If I’m happy for anything, I’m happy that you could find the time to figure out what you needed, what you wanted, and what you were thirsty for between your performances and your audiences. I don’t feel supported by rooms of white hands clapping away our moments. Offbeat clapping, offbeat engagement, Olive Senior, in her Meditation on Yellow, reminds me:

You cannot catch 

my rhythm

(for you have to be born 

with that)

And so, I feel such a resonance when you’re imagining an audience with whom you can feel supported.

Fast-forward again: we’re in your studio, vibing. We’re collaborating on something with Charissa around my exhibition, The Whole World is Turning. That something ended up not happening; from some other personal crises, I no longer had it in me.

I’m reading something I wrote from the reason I couldn’t attend your performance. You’re on your keyboard, conjuring some chord progressions like magic and you catch the rhythm of my voice. To have my rhythm be held, to be held in your rhythm, I can only describe it as some kind of love. 

And, in a complicated way, I’m happy for these moments, for this turn of events. And, in a difficult way, I’m happy that crisis could turn us together like this. 

Overwhelmed, over-loved 

and with an overwhelming capacity for love, 
 

Ada 

[1] The Black Joy Sessions (2019) is a co-created, Black-led, three-day series of conversations, performances, workshops and social activities, produced and hosted by Tarik Elmoutawakil with Jaamil Olawale Kosoko.
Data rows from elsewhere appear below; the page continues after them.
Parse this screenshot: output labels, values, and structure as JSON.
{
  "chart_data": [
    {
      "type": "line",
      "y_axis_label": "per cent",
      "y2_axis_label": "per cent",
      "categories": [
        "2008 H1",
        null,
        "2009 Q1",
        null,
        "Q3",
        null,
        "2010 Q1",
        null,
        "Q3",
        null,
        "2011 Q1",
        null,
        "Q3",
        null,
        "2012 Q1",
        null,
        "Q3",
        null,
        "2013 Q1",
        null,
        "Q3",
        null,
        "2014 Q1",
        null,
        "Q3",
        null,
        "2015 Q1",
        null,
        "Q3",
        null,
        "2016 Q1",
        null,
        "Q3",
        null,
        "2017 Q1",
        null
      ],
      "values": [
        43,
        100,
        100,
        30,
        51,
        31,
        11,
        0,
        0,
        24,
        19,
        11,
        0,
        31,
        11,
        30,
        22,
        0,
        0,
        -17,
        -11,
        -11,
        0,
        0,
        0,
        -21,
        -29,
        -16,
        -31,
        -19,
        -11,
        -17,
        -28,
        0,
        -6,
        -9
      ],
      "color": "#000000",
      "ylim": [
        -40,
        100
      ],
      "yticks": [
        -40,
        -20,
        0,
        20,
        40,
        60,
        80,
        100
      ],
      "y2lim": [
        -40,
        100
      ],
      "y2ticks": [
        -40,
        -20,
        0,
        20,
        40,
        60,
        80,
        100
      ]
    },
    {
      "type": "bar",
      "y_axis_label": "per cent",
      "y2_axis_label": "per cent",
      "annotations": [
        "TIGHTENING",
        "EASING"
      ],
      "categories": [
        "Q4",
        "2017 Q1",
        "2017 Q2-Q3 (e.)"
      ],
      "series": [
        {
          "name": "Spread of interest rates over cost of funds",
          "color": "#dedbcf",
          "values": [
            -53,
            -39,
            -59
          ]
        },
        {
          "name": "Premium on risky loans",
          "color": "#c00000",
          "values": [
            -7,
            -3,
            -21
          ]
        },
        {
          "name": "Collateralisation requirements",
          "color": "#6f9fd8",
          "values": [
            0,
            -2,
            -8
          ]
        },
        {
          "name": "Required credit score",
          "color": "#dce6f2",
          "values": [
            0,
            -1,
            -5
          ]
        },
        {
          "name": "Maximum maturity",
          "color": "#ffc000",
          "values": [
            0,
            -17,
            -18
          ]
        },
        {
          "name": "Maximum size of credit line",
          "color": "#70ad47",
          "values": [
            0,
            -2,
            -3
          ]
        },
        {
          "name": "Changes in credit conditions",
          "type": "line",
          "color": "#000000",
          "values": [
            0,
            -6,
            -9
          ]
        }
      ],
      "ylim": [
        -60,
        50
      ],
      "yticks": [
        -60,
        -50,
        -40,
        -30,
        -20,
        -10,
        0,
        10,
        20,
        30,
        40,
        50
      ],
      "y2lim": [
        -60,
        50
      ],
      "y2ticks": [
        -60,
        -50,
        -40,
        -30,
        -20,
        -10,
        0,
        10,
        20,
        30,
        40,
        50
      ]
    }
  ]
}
[2] Color Block is a space held by and created for people of color to work, play, and experiment around performance, improvisation and activism, hosted by Joy Mariama Smith. It aims to collectively and collaboratively focus on perseverance, resistance, freedom and healing.
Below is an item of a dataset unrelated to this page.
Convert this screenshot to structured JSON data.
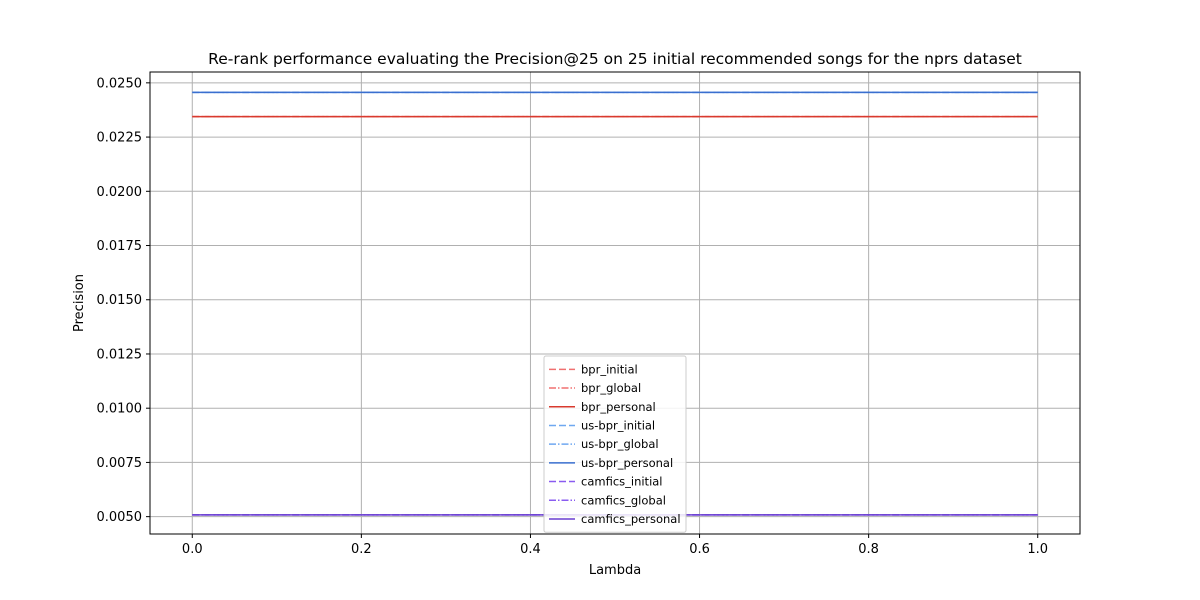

[3] That world where white cis masculinist governments thought they already knew enough about a pandemic that couldn’t yet be known or ascertained; white cis masculinist states sanctioned mass death in more ways than one through systemic neglect, a precedence of police measures and a conditioned scarcity of support structures; white cis masculinist attitudes that know nothing about preparing for hurricanes, pandemics and other kinds of crisis.